Grocery stores do remain open, added Kongurai, but in many major grocery stores registers are open in every other aisle to avoid cramming and the potential risk of spread.

Online markets, such as Facebook Market and Shopee, which Sam compared to Amazon, are seeing a rising number of merchants selling FDA-approved hand sanitizers and protective masks, and people are buying other things online, too.

Major transportation hubs are seeing less people, and the sky train system and subway metros are only allowing people who wear masks to board. Taxis, which are fairly common in Thailand and are rather cheap, are seeing less riders, as both drivers and passengers are becoming weary of the dangerous virus.

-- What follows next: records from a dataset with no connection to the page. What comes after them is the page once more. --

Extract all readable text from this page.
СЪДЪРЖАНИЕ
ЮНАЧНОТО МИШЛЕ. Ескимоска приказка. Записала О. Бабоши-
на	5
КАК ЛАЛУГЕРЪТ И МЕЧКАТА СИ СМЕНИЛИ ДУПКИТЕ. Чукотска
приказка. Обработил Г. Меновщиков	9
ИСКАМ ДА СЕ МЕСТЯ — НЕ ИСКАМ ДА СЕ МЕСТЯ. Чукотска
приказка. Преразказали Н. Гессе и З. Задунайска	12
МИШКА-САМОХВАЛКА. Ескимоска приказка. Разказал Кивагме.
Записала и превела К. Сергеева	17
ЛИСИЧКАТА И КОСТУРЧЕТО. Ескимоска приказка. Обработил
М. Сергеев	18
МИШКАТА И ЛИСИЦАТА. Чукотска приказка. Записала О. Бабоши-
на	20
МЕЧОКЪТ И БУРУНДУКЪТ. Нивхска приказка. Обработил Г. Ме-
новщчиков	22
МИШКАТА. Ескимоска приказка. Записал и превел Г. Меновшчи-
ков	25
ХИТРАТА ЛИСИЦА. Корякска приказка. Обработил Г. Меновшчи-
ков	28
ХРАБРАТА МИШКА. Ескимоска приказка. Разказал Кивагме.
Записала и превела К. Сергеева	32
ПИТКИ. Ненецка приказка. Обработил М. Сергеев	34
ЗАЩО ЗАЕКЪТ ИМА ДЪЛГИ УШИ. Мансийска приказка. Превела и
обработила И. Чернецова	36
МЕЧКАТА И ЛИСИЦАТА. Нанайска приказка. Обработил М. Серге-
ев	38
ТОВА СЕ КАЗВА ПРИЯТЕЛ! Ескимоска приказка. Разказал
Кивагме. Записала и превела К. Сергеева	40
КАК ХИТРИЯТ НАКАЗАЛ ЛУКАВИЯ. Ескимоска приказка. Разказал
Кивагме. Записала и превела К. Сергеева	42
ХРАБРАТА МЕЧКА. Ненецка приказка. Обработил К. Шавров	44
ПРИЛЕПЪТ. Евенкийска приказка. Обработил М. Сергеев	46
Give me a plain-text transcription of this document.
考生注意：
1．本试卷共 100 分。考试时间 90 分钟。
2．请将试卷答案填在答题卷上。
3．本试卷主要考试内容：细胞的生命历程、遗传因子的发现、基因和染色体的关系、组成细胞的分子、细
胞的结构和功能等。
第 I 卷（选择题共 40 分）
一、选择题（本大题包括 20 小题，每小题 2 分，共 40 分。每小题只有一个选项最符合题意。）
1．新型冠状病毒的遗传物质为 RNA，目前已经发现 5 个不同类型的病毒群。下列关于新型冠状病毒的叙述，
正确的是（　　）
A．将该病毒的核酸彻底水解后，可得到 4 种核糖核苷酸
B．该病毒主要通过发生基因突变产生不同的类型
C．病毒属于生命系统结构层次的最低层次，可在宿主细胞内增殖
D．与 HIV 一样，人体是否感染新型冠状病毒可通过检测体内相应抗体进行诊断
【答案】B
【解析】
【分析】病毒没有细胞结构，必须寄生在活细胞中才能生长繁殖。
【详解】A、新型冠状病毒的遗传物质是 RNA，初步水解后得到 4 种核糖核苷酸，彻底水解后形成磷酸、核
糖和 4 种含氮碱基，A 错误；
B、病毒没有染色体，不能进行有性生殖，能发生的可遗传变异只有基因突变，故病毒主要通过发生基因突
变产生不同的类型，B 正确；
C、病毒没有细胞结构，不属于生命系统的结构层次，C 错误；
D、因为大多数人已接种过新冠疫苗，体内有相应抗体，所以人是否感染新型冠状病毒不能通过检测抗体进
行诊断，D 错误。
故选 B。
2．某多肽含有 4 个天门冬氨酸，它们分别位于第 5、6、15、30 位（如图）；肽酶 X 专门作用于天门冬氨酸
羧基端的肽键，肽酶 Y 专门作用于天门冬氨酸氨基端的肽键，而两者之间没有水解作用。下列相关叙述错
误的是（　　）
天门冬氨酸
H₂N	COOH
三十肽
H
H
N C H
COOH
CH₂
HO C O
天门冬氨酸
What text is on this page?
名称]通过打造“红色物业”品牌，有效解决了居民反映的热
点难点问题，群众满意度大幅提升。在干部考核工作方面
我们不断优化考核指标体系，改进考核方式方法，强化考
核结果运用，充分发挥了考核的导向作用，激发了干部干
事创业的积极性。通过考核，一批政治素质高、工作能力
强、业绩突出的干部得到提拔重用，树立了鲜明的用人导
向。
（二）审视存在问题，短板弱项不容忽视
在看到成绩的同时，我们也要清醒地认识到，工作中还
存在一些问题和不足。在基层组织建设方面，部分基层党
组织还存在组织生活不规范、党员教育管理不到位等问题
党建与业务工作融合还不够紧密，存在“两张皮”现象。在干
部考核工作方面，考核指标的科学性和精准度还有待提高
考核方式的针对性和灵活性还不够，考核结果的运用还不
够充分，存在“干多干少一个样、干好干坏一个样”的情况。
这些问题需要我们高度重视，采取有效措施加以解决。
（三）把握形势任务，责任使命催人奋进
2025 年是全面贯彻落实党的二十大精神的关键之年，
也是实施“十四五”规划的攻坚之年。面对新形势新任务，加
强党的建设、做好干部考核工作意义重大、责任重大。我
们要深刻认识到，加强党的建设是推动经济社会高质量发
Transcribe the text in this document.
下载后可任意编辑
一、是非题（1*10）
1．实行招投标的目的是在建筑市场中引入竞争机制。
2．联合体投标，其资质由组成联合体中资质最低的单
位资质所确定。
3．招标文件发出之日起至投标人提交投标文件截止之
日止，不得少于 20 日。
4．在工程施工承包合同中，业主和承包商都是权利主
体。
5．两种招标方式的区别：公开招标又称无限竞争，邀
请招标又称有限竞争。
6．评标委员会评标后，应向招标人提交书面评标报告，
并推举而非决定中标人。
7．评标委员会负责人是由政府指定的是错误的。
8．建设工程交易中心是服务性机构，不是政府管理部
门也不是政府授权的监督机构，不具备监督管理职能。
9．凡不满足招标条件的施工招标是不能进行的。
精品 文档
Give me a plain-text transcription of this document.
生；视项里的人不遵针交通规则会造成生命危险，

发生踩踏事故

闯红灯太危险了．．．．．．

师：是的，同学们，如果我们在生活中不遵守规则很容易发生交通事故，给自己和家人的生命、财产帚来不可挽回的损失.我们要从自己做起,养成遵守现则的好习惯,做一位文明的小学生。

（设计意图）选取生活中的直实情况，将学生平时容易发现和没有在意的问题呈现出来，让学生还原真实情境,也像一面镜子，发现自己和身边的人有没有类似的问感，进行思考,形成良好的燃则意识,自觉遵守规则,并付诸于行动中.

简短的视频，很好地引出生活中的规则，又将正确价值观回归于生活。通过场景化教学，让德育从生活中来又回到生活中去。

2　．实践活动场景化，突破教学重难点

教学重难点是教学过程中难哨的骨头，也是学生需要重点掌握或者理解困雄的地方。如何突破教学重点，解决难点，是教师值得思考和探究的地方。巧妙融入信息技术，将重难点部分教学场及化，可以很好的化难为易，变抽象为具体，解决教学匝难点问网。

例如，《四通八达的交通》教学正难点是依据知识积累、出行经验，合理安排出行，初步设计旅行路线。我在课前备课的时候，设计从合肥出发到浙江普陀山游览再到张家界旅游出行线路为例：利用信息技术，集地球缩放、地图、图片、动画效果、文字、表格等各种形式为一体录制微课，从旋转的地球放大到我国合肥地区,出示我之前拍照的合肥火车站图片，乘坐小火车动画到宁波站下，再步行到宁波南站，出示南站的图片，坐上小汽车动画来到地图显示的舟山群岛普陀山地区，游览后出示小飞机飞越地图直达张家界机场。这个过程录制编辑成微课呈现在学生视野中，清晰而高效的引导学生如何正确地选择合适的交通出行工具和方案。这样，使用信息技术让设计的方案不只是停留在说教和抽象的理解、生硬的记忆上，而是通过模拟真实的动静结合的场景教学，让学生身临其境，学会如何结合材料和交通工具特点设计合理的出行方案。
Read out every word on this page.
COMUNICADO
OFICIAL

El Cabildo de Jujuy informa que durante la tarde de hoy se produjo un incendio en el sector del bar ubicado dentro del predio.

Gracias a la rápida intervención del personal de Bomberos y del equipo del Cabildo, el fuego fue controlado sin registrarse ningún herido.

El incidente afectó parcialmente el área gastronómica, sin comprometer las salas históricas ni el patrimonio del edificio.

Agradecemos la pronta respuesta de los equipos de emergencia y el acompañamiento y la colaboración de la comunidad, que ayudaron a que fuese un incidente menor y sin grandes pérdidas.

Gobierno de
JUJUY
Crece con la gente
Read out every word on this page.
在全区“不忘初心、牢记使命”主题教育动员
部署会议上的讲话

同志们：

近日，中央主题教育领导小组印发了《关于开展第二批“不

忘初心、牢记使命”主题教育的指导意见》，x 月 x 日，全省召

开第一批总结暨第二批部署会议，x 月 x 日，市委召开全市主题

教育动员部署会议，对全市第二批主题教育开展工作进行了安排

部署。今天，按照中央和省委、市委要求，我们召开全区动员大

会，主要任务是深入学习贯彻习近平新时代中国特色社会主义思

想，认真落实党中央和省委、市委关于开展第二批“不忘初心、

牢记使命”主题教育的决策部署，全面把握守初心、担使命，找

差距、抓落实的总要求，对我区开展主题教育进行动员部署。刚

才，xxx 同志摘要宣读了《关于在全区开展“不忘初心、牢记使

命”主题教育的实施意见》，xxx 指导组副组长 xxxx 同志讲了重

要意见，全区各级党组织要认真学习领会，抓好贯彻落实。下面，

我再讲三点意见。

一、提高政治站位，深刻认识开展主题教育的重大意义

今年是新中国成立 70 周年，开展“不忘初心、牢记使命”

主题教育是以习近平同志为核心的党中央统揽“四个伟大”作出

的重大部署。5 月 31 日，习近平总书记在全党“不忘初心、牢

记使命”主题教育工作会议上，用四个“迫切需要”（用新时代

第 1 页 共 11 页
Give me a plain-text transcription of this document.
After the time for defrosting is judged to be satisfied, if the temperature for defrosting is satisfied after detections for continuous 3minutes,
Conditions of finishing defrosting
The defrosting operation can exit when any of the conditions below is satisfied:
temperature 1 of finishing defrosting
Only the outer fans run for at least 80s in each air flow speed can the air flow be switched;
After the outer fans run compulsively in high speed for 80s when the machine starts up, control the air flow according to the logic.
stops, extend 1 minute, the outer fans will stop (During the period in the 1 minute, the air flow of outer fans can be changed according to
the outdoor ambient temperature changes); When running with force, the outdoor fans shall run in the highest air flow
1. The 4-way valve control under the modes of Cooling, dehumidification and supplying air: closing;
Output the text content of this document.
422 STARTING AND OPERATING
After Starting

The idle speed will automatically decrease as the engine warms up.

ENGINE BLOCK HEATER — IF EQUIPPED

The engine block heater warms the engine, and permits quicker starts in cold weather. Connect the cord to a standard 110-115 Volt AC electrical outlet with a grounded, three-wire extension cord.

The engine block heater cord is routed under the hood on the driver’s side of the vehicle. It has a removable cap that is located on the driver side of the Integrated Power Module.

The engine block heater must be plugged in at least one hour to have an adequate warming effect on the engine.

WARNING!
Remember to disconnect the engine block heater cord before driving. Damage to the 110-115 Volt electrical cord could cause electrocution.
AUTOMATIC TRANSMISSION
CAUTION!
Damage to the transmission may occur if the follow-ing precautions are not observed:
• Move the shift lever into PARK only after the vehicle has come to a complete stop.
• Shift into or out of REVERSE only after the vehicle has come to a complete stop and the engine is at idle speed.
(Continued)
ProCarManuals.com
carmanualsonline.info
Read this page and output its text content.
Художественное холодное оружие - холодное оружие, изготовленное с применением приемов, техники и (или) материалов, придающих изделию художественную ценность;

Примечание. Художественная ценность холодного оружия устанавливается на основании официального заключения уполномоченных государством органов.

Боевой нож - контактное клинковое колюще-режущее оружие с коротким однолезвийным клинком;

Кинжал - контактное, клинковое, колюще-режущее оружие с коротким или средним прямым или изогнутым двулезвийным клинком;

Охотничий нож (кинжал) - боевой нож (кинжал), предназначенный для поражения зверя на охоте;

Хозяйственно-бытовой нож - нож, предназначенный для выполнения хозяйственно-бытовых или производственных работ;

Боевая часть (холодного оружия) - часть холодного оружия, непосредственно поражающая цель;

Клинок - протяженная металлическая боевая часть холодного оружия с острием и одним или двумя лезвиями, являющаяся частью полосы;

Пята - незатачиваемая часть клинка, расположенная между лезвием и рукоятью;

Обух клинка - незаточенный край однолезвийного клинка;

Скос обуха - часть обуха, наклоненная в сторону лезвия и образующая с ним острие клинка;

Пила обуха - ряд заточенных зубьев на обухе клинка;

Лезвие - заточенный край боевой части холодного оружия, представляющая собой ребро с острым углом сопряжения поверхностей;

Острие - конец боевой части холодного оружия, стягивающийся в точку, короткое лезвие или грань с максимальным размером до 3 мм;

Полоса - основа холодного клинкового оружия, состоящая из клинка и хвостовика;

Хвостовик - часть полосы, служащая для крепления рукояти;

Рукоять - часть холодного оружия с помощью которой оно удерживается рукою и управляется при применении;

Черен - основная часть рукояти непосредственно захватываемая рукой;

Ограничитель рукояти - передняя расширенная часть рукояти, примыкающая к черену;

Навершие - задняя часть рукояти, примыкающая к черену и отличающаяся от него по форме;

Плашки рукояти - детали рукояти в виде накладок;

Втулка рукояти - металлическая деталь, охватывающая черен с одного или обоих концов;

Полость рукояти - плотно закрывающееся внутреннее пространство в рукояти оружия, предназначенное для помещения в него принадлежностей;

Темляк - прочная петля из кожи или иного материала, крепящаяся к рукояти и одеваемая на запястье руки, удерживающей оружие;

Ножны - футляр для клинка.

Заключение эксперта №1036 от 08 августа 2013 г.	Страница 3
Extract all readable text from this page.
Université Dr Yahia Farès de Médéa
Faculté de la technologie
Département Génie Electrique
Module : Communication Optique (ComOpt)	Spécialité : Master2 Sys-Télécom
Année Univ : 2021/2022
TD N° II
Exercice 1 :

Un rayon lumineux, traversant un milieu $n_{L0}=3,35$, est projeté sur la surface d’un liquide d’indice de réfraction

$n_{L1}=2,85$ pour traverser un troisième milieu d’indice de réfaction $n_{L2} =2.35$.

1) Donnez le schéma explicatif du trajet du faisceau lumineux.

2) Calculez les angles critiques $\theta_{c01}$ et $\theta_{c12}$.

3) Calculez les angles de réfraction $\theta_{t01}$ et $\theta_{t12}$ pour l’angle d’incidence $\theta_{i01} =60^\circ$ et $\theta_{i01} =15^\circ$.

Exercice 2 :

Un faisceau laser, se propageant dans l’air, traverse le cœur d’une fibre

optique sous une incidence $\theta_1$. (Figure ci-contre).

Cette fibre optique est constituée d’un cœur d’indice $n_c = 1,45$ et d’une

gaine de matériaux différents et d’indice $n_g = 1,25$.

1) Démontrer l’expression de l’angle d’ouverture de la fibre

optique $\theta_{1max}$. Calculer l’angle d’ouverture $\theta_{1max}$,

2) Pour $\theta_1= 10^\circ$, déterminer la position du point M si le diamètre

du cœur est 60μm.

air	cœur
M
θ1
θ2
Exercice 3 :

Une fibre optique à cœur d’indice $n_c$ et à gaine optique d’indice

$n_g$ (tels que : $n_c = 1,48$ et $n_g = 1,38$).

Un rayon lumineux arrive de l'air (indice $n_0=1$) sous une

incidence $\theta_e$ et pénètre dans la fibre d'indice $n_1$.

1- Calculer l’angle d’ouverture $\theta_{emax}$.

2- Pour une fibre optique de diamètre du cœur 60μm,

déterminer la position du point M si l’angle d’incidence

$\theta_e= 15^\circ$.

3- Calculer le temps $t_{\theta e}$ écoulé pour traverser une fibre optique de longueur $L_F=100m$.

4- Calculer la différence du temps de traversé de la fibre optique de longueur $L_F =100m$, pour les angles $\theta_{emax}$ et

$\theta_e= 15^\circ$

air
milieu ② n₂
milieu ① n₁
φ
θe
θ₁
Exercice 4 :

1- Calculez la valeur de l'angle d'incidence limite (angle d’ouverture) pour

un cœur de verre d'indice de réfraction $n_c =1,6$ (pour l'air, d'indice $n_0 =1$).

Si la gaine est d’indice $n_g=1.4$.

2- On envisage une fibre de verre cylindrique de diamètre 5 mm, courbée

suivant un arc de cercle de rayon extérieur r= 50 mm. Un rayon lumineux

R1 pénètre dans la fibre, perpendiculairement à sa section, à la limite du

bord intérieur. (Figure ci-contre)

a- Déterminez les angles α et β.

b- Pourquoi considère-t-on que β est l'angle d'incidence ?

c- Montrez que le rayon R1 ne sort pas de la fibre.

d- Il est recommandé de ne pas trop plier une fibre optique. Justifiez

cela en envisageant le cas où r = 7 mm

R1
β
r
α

According to Kongurai, “hospitals are fighting to heal those who are sick with COVID-19 and to keep their beds and medical supplies available as the situation worsens. We are definitely trying to get more masks and testing kits available to support the influx of new COVID-19 patients, but there has been no promising sign that things will be better in the coming weeks or months.”

Since Bangkok is on lockdown, Sam said he, his family and his friends are practicing social distancing and are spending more time with each other remotely using video conferencing software.

“All of us remain largely at home,” Kongurai added.

He recently purchased a Nintendo Switch and a few games and is playing with friends online.

Kongurai believes COVID-19 will be what defines 2020.

“At this point, I think it is hard not to be concerned or remain unaware of the current situation,” Sam added.

Sam expressed his thanks to all of the medical personnel, the volunteer staff and other individuals who are working tirelessly to treat the sick, combat the virus and do the research toward finding a vaccine to end this global pandemic.

He also shared his appreciation for the chance to tell a little bit of his story, and, more importantly, what life is like in Thailand during this dangerous period of time.

"I pray for everyone’s safety and wish everyone good health.”